SPRINGFIELD — Illinois Attorney General Kwame Raoul joined 17 other state attorneys general Tuesday in opposing a citizenship question on the 2020 U.S. Census.
Sixteen local governments and the U.S. Conference of Mayors also signed onto a brief supporting the decision of a federal district court judge in New York to block the question from appearing on the next census.
“Including a citizenship question on the 2020 census seeks to intimidate, suppress and undercount immigrant and minority populations,” Raoul said in a news release. “The effects of this politically driven act would be felt for decades to come.”
Illinois faces the loss of two congressional seats and $1 billion or more in federal funding if its population is not correctly counted in the 2020 census.
A host of other factors make an undercount likely, including the online format of the next census, reduced funding for the U.S. Census Bureau, government distrust and resident apathy.
Some populations are historically undercounted as well, including children up to age 5 and ethnic and racial minorities.
U.S. Commerce Secretary Wilbur Ross announced in March 2018 that the next census questionnaire would include the citizenship question.
The department received immediate and widespread opposition. In March 2019, another U.S. district court judge in California also issued a ruling blocking the question.

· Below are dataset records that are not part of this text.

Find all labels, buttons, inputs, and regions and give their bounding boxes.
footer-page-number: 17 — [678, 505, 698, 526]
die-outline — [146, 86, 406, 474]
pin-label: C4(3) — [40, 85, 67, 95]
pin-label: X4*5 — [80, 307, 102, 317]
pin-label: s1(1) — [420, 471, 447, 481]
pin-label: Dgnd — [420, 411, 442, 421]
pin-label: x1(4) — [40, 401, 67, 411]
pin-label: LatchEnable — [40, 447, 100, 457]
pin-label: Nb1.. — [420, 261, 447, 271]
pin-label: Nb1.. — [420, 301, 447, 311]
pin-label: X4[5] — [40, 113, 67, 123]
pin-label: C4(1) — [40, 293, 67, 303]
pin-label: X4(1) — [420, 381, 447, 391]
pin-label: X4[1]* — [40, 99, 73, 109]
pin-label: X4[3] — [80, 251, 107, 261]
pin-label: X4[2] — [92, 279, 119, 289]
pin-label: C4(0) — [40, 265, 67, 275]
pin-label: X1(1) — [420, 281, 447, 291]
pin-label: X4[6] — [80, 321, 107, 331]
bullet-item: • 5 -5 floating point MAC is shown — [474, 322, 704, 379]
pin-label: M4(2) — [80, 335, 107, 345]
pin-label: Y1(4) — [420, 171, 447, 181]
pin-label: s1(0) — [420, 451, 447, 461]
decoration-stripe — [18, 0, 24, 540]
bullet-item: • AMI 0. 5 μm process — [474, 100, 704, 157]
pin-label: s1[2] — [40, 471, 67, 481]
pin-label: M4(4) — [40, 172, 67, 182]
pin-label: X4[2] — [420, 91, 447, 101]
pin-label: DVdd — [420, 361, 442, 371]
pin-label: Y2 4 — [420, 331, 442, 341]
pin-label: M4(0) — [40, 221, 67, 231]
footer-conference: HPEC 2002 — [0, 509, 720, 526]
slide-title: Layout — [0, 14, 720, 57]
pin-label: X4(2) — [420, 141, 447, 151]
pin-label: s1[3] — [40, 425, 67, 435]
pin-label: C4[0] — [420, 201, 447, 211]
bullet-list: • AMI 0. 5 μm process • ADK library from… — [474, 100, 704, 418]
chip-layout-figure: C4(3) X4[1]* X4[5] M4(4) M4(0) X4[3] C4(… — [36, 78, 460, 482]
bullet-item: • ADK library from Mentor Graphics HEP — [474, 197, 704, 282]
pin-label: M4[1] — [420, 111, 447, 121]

The U.S. Census has not had a citizenship question for 70 years.
Signers of Tuesday’s brief call Ross’ decision “arbitrary and capricious,” and argue including it now “would affirmatively undermine the accuracy of the decennial census (among other harms) for no demonstrable benefit.”
Illinois census advocacy groups have also expressed concerns about the addition of the question.

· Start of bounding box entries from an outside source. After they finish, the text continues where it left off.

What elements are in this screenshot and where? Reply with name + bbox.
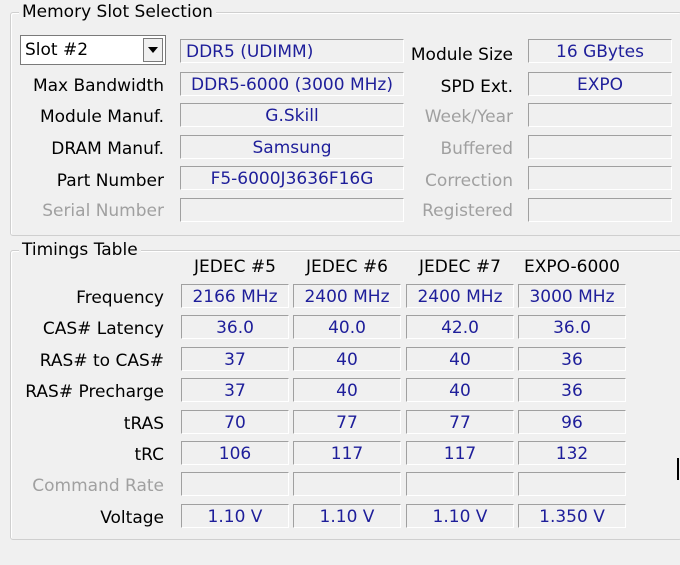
timing-value-ras-precharge: 40 — [406, 378, 514, 403]
slot-select-value: Slot #2 — [25, 40, 89, 60]
timing-value-ras-precharge: 36 — [518, 378, 626, 403]
timing-label-voltage: Voltage — [100, 507, 164, 528]
dram-manuf-label: DRAM Manuf. — [51, 139, 164, 159]
timing-label-ras-precharge: RAS# Precharge — [25, 382, 164, 403]
timing-label-tras: tRAS — [123, 413, 164, 434]
timing-value-command-rate — [293, 472, 401, 497]
timing-value-ras-to-cas: 40 — [406, 346, 514, 371]
timing-value-cas-latency: 40.0 — [293, 315, 401, 340]
text-cursor — [677, 458, 679, 480]
correction-field — [528, 166, 672, 190]
timing-value-frequency: 2400 MHz — [406, 284, 514, 308]
timing-value-cas-latency: 36.0 — [518, 315, 626, 340]
timing-label-frequency: Frequency — [76, 288, 164, 308]
timings-column-header: EXPO-6000 — [524, 257, 620, 277]
slot-select[interactable]: Slot #2 — [20, 35, 166, 65]
module-manuf-field: G.Skill — [180, 103, 404, 127]
correction-label: Correction — [425, 171, 513, 191]
buffered-label: Buffered — [440, 139, 513, 159]
serial-number-field — [180, 198, 404, 222]
timing-value-voltage: 1.10 V — [293, 503, 401, 528]
timing-value-tras: 70 — [181, 409, 289, 434]
module-manuf-label: Module Manuf. — [39, 107, 164, 127]
module-type-field: DDR5 (UDIMM) — [180, 39, 404, 63]
timing-value-frequency: 2400 MHz — [293, 284, 401, 308]
timing-value-cas-latency: 42.0 — [406, 315, 514, 340]
timing-value-ras-to-cas: 36 — [518, 346, 626, 371]
timing-value-tras: 77 — [406, 409, 514, 434]
timing-value-trc: 117 — [293, 441, 401, 465]
module-size-field: 16 GBytes — [528, 39, 672, 63]
timing-value-tras: 96 — [518, 409, 626, 434]
week-year-label: Week/Year — [424, 107, 513, 127]
buffered-field — [528, 135, 672, 159]
timing-value-ras-precharge: 37 — [181, 378, 289, 403]
timings-group-title: Timings Table — [19, 240, 141, 260]
timings-column-header: JEDEC #7 — [419, 257, 501, 277]
timing-value-ras-to-cas: 37 — [181, 346, 289, 371]
timing-value-ras-precharge: 40 — [293, 378, 401, 403]
timing-value-ras-to-cas: 40 — [293, 346, 401, 371]
memory-slot-group-title: Memory Slot Selection — [19, 2, 216, 22]
serial-number-label: Serial Number — [42, 201, 164, 221]
spd-ext-field: EXPO — [528, 72, 672, 96]
timing-value-voltage: 1.350 V — [518, 503, 626, 528]
timing-value-tras: 77 — [293, 409, 401, 434]
registered-label: Registered — [422, 201, 513, 221]
timing-value-frequency: 3000 MHz — [518, 284, 626, 308]
slot-select-dropdown-button[interactable] — [143, 38, 163, 62]
timing-value-trc: 117 — [406, 441, 514, 465]
max-bandwidth-label: Max Bandwidth — [32, 76, 164, 96]
timings-column-header: JEDEC #6 — [306, 257, 388, 277]
registered-field — [528, 198, 672, 222]
chevron-down-icon — [148, 47, 158, 53]
timing-label-command-rate: Command Rate — [32, 476, 164, 497]
module-size-label: Module Size — [410, 45, 513, 65]
timing-value-command-rate — [518, 472, 626, 497]
timing-value-trc: 106 — [181, 441, 289, 465]
max-bandwidth-field: DDR5-6000 (3000 MHz) — [180, 72, 404, 96]
timing-label-trc: tRC — [134, 445, 164, 465]
timing-label-ras-to-cas: RAS# to CAS# — [39, 350, 164, 371]
part-number-label: Part Number — [56, 171, 164, 191]
timing-value-voltage: 1.10 V — [181, 503, 289, 528]
timings-column-header: JEDEC #5 — [194, 257, 276, 277]
week-year-field — [528, 103, 672, 127]
dram-manuf-field: Samsung — [180, 135, 404, 159]
timing-label-cas-latency: CAS# Latency — [42, 319, 164, 340]
timing-value-command-rate — [181, 472, 289, 497]
timing-value-trc: 132 — [518, 441, 626, 465]
timing-value-frequency: 2166 MHz — [181, 284, 289, 308]
timing-value-command-rate — [406, 472, 514, 497]
part-number-field: F5-6000J3636F16G — [180, 166, 404, 190]
timing-value-voltage: 1.10 V — [406, 503, 514, 528]
spd-ext-label: SPD Ext. — [440, 77, 513, 97]
timing-value-cas-latency: 36.0 — [181, 315, 289, 340]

“The question causes fear in many immigrant communities, mixed-status families, and communities of color,” said Anita Banerji of the nonprofit organization Forefront, which is helping lead a coalition of more than 40 local and statewide organizations for census outreach.
Banerji added there already is a perception of fear and distrust in such communities, even though census records of personal data, including citizenship status, are mandated to be kept private under federal law.
The U.S. Supreme Court is set to hear the Trump administration’s appeal to the New York ruling later this month, with its own ruling coming by the end of June, USA Today has reported.